For all of his occasional resort to deceit and falsehood, Faulkner's county-seat, Southern-gentleman lawyer, Gavin Stevens, was a virtuous person, a good person, and a truthful person. He and other moral worthies in good stories-many of them lawyers-have something to contribute to discussions, in legal ethics, on the issue of lying for clients.

In negative terms, such American lawyer stories suggest a turn away from analysis of duty and consequence, of critical moments and "ethical dilemmas" and statements and dry rationality. Cleanth Brooks said of Faulkner's lawyer stories that it is the villains in them who are rational; "the good man," he said, "has to transcend his mere intellect with some flow of generosity and love."

What stories have to say about lying for clients seems useful just now, when the despairing suggestion in both popular discourse and learned discussion is that a person cannot practice law truthfully. "How do you tell when a lawyer is lying?" the joke asks. Answer: "When his lips are moving." The average American lies thirteen times a week; lawyers lie more often.

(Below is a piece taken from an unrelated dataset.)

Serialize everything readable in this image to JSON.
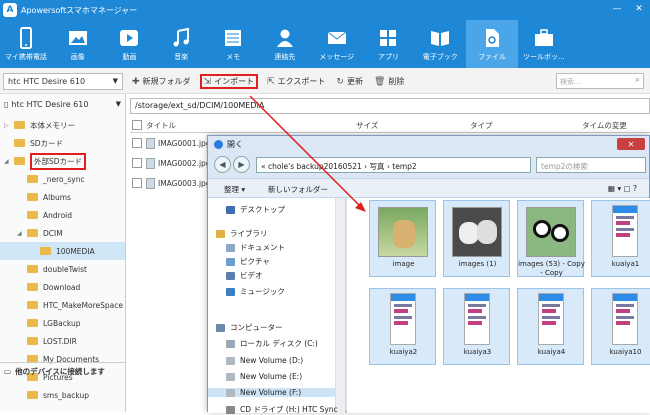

Grim jokes about dishonest lawyers are, of course, old stuff in American culture. What is new is the plea of guilty from academic lawyers who ponder the morals of law practice. Professor Lisa Lerman told us, five years ago, on what appeared to be a sound clinical basis, that we modem American lawyers routinely lie to our clients-to get business, to keep business, to make money. Her moral assessment was to disapprove of lying for "direct" gain but to tell us that we have to accept a certain amount of it as part of representing clients. Professor Carrie MenkelMeadow, also talking mostly about lying to clients, proposed what is in part a response to Professor Lerman's moral guideline: Don't lie if, in the circumstances, you would not want to be lied to, she said.